Ясные видения сна в конце искажаются бессознательным полубредом: Иудея, в предпоследней строфе, чудится спящему поэту весьма похожей на его собственную страну, с её жуткими современными реалиями — нищетой, злобой, нетерпимостью, рабским страхом и едва ощутимой, почти уже потусторонней памятью о Христе Спасителе: «Где ложилась на трущобу / Тень распятого в горах». Будто бы это он уже сам, а не Младенец со Святым семейством, вернулся из далёкого Египта — то есть из его детской счастливой жизни — в изуродованную режимом, обезверенную родную страну.
Долго шло восстановление после тяжёлой болезни. Два месяца в неподвижности, а потом надо было заново приучаться к движениям. Поэт с женой строго выполняли все предписания врачей и внимательно следили за течением болезни. Когда выздоравливающему разрешили принимать друзей, первым его навестил Евгений Шварц.

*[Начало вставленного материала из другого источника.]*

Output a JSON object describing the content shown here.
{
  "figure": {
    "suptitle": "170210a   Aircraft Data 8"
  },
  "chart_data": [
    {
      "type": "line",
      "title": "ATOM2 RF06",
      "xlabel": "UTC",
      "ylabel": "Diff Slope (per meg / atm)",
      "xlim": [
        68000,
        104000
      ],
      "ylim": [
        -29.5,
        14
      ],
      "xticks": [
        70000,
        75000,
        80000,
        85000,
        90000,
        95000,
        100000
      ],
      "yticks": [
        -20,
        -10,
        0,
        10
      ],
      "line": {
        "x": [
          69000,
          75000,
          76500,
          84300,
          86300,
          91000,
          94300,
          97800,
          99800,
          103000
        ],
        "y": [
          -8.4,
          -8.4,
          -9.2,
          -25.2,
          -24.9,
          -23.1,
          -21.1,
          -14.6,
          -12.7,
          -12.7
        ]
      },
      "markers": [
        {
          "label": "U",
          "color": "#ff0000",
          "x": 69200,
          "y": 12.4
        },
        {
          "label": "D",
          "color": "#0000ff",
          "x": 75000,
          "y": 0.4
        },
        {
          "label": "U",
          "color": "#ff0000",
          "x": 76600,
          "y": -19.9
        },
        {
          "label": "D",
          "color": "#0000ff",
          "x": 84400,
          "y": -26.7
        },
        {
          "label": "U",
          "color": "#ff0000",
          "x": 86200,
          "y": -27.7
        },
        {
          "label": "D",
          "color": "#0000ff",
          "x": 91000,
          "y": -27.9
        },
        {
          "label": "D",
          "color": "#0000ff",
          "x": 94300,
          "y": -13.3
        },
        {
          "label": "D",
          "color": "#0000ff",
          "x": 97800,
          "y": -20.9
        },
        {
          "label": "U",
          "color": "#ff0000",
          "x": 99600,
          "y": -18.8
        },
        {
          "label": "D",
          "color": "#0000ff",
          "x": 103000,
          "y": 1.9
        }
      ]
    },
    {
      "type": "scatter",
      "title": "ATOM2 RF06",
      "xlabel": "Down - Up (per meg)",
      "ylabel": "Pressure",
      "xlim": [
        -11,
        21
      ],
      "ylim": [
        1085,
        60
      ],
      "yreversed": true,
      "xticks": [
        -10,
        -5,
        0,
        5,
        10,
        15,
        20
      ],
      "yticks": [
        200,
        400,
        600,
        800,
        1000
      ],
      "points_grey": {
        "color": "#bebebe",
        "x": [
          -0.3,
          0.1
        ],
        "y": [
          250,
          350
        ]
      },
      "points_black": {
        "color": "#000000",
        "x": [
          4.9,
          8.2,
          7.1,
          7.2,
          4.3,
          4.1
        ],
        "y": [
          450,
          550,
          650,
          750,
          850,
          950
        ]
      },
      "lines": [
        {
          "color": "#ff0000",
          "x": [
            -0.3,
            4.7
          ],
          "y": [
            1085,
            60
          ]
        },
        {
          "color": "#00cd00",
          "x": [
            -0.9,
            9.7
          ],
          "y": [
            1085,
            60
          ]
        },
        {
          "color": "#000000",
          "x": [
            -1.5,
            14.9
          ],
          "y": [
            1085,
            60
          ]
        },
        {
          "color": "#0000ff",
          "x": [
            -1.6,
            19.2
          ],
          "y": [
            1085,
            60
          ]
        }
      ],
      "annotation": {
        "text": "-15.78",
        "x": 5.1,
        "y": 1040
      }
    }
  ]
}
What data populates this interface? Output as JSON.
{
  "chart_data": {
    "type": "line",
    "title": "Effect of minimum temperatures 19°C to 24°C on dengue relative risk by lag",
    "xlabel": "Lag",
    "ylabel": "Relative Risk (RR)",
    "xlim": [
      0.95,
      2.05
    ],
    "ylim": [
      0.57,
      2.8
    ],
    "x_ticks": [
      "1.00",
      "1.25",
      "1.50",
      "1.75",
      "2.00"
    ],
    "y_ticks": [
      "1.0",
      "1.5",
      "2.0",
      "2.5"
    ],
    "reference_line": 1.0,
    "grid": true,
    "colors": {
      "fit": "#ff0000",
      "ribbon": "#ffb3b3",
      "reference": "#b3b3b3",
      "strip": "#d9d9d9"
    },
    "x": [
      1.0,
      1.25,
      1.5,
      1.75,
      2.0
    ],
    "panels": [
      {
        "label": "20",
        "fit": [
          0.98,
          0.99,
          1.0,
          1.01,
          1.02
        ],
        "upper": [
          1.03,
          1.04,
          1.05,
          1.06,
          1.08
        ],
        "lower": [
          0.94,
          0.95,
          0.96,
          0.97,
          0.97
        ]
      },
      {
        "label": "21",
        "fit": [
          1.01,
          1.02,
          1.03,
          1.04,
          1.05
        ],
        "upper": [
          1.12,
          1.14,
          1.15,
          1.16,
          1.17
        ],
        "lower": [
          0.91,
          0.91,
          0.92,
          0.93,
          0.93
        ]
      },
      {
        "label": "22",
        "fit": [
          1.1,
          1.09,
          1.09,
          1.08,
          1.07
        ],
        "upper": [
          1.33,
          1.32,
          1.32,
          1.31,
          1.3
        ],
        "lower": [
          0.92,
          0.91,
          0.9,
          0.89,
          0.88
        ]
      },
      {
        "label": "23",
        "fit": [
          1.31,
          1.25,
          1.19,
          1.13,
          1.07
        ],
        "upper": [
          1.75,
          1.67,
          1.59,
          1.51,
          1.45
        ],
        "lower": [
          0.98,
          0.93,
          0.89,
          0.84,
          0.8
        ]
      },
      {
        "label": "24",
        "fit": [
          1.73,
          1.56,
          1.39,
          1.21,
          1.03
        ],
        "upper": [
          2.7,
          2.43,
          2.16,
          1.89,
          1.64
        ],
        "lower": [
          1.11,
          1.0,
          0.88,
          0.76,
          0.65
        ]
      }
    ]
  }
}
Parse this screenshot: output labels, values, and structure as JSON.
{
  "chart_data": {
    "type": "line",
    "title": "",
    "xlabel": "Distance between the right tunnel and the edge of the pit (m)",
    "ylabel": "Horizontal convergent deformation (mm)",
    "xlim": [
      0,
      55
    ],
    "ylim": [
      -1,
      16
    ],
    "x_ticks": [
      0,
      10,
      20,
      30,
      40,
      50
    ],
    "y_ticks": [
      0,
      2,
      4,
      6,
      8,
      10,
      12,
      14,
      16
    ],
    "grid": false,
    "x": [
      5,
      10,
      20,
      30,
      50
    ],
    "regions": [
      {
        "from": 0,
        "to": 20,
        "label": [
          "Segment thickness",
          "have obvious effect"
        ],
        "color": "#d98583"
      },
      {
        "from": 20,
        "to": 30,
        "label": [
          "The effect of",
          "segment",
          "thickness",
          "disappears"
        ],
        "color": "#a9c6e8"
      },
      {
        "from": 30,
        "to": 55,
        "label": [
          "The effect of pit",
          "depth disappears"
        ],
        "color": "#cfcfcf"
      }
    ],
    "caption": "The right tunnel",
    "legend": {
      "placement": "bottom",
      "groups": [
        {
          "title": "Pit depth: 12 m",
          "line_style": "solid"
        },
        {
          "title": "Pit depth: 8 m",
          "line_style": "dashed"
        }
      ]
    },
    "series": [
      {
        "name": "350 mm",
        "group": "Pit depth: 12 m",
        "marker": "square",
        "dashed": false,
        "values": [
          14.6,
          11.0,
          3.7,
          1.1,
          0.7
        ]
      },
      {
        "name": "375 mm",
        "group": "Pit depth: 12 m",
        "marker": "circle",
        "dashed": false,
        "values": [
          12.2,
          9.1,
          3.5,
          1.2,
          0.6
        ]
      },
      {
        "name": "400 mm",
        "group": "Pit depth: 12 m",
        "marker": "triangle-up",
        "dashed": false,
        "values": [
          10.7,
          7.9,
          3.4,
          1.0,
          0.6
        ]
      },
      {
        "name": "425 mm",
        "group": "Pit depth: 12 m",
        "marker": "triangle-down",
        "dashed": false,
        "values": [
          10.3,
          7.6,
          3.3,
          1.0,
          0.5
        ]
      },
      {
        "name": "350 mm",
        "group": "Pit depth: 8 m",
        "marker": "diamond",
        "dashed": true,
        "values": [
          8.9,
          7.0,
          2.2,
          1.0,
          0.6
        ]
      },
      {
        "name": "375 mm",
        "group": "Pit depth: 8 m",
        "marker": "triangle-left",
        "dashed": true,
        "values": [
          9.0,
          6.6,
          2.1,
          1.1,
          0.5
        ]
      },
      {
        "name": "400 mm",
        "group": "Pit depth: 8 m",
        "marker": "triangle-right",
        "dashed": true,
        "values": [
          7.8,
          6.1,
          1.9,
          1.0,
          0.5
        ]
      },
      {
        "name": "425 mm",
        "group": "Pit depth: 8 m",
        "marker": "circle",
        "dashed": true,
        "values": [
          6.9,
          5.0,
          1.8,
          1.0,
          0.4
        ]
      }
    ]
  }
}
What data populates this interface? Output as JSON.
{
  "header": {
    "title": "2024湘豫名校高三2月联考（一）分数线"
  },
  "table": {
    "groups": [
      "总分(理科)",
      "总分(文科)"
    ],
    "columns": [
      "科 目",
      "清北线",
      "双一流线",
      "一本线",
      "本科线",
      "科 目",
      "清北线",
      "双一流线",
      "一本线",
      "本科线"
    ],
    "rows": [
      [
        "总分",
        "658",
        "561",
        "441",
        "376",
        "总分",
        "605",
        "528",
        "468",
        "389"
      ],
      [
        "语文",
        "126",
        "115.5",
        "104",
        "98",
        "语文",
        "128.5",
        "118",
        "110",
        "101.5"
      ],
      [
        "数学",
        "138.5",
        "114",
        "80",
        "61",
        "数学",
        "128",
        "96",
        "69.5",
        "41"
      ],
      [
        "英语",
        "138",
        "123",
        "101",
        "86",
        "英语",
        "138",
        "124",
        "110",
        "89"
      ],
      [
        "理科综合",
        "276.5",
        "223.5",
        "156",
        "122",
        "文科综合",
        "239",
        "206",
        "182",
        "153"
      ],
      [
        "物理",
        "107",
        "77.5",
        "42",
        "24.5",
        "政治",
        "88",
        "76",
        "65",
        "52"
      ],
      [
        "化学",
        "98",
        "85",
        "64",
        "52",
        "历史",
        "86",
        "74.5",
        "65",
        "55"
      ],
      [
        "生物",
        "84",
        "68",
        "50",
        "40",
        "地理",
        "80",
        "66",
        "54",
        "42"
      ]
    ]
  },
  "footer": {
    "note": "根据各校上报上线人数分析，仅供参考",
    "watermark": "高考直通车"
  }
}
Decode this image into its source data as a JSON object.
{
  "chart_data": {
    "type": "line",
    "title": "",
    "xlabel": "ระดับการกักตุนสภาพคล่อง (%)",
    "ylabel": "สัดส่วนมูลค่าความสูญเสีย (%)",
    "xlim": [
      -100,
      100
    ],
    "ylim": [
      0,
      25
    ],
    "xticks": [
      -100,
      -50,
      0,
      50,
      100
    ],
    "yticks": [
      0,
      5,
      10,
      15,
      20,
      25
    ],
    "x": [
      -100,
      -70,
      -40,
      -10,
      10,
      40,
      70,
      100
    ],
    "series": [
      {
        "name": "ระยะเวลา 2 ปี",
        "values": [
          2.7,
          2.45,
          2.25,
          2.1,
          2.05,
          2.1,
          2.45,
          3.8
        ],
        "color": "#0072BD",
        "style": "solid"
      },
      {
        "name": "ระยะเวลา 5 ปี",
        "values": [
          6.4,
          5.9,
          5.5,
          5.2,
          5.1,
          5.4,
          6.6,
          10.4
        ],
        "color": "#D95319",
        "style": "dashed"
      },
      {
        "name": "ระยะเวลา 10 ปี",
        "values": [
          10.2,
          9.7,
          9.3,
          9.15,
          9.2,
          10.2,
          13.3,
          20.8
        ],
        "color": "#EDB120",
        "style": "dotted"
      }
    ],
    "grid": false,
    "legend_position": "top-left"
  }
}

Спустя год Евгений Львович записал в дневнике: «Попал я к Заболоцким через несколько месяцев после этого несчастья. Николай Алексеевич ещё полёживал. Я начал разговор как ни в чём не бывало, чтобы не раздражать больного расспросами о здоровье, а он рассердился на меня за это легкомыслие. Не так должен был вести себя человек степенный, придя к степенному захворавшему человеку. Но я загладил свою ошибку. Потом поговорили мы о новостях литературных. И вдруг сказал Николай Алексеевич: „Так-то оно так, но наша жизнь уже кончена“. И я не испугался и не огорчился, а как будто услышал удар колокола. Напоминание, что, кроме жизни с её литературными новостями, есть ещё нечто, хоть печальное, но торжественное. <…> Николай Алексеевич решил встать к обеду. И тут произошло нечто, тронувшее меня куда живее, чем напоминание о смерти. Катерина Васильевна вдруг одним движением опустилась к ногам мужа. Опустилась на колени и обула его. И с какой лёгкостью, с какой готовностью помочь ему.